Mettre à jour les connaissances sur la situation des frayères à maskinongé pour le lac Maskinongé, déterminer s'il existe toujours des sites de ponte de qualité utilisés par le maskinongé et créer un outil permettant un suivi de l'évolution des frayères.

Résumé

Le maskinongé est l'espèce emblématique du lac Maskinongé. Poisson apprécié des pêcheurs, il est présent dans le fleuve Saint-Laurent, mais plutôt rare dans les eaux intérieures.
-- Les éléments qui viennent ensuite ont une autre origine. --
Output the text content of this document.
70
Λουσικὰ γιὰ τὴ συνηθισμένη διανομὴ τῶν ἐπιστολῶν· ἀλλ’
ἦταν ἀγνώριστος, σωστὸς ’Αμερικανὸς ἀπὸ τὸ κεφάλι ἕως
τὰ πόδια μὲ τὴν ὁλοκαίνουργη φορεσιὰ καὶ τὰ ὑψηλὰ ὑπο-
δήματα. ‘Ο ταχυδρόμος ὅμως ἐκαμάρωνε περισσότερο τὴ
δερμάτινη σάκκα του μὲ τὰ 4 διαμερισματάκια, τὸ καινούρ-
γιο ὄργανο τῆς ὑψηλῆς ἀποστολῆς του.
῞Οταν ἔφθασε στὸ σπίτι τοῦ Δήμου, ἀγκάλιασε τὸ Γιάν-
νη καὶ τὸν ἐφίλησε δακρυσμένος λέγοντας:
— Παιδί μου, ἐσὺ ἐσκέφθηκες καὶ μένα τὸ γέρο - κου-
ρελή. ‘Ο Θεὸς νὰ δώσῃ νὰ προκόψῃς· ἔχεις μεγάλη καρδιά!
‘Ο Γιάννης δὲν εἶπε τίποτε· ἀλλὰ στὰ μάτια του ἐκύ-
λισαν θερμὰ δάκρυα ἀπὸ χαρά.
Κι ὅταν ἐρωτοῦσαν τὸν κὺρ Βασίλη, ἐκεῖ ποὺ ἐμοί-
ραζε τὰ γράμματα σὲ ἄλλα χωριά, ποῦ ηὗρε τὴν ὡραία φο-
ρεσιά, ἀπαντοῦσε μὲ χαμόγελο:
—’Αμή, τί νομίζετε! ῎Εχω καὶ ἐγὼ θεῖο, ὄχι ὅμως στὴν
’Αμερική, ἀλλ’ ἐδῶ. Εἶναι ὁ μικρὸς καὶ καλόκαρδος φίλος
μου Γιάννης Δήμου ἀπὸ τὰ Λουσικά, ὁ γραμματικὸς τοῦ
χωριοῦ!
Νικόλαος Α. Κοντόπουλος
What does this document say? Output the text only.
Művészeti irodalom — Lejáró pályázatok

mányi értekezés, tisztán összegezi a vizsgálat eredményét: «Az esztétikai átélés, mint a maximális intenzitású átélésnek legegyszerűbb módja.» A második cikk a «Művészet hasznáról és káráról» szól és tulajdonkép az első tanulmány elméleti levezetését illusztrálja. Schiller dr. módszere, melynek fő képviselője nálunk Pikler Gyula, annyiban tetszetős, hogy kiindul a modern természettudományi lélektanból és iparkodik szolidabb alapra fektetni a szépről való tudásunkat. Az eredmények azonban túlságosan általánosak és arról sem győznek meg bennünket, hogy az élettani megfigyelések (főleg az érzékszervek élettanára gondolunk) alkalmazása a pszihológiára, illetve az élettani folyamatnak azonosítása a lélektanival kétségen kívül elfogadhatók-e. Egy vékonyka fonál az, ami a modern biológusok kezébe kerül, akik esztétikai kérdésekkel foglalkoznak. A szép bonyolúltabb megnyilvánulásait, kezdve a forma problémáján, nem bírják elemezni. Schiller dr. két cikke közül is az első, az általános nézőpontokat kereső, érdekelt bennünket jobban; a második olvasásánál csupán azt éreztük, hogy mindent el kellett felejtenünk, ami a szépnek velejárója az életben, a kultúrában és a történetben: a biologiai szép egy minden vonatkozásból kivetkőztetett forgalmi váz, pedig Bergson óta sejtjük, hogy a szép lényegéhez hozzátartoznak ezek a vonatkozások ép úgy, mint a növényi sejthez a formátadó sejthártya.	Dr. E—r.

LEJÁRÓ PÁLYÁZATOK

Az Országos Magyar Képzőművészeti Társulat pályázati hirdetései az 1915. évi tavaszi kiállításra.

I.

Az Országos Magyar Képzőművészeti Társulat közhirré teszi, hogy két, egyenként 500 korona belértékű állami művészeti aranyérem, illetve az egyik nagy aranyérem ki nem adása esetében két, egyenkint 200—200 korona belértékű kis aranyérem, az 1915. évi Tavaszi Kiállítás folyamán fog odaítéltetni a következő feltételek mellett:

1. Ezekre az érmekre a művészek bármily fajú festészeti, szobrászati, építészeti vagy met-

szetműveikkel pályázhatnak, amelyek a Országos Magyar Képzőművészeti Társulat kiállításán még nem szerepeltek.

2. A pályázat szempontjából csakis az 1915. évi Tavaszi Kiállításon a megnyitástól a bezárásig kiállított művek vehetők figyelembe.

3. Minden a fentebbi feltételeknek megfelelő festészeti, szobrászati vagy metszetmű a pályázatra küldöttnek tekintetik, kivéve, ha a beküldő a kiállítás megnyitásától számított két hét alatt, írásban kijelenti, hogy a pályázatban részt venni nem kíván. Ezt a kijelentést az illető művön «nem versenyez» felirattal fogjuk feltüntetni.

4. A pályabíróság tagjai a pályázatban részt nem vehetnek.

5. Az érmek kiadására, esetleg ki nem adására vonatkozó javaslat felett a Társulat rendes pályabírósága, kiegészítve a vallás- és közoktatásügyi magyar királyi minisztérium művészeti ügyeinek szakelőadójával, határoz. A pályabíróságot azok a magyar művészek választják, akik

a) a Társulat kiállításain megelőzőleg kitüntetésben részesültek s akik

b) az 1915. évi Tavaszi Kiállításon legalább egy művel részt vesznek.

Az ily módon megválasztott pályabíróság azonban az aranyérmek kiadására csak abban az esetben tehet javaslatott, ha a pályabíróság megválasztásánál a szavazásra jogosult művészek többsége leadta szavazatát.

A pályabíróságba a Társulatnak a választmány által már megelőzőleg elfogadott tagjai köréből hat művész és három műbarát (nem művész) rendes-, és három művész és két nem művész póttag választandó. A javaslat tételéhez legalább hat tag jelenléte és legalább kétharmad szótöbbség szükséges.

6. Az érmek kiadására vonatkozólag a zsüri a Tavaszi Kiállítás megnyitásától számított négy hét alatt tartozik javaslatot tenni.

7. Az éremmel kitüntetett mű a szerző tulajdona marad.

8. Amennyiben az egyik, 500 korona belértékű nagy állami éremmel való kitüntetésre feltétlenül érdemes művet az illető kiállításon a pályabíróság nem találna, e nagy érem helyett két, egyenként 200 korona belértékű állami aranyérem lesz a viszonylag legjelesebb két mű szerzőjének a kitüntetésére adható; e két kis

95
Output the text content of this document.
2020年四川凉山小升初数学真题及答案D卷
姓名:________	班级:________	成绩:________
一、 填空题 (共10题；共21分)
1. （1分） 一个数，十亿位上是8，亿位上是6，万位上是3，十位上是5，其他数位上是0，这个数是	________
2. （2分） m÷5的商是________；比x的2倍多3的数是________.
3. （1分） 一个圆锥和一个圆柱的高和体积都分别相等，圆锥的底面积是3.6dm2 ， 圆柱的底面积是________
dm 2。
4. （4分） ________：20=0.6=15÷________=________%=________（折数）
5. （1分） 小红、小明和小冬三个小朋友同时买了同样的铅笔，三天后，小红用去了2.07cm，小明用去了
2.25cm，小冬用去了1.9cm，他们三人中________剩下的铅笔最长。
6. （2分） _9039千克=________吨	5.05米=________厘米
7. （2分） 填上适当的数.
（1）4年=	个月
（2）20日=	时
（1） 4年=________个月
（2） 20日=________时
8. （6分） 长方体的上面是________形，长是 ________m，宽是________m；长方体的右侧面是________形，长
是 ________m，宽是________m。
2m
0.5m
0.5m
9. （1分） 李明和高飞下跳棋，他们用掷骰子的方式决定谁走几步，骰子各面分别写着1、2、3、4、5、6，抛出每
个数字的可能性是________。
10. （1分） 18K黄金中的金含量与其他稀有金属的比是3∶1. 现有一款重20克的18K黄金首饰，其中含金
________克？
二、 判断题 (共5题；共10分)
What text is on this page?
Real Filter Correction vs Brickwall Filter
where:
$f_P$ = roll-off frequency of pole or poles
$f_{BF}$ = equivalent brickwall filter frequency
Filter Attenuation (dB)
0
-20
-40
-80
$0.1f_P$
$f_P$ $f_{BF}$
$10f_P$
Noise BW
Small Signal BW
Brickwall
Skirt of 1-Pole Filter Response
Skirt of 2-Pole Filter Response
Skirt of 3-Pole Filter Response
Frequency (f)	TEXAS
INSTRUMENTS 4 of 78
Les contraintes qui s'exercent sur le milieu, comme les habitations, l'agriculture, la navigation de plaisance, nous interrogent sur l'état de cette espèce au lac Maskinongé et nous amènent à réaliser un diagnostic qui permettra de déterminer quelles mesures prendre pour mieux préserver cette richesse naturelle du lac.

 

AGIR Maskinongé a donc mis en place un projet divisé en trois volets (étude des frayères, pêche à la seine et pêche sportive) afin de connaître l’état du maskinongé au lac Maskinongé et de déterminer quelles mesures doivent être prises afin de préserver cette espèce de poisson prisée des pêcheurs.

Partenaires

  • Aménagement Bio-Forestier Rivest

  • Association des pêcheurs du lac Maskinongé

Échéancier

2013-2014

Financement

Ce projet a été réalisé grâce à la participation financière de 

  • La Fondation de la faune

  • Ministère du Développement durable, de l'Environnement, de la Faune et des Parcs du Québec

  • Ministère des Ressources naturelles

 

Étude des frayères à maskinongé au lac Maskinongé et ses tributaires

Le volet frayère vise en premier lieu à connaître l’état actuel des sites de fraie des populations de maskinongés vivant dans le lac Maskinongé et ses tributaires. De surcroît, ce projet d’envergure vise à améliorer la vocation faunique de ce lac en plus de permettre la réalisation d’une évaluation des sources anthropiques nuisibles à la qualité des frayères de maskinongés.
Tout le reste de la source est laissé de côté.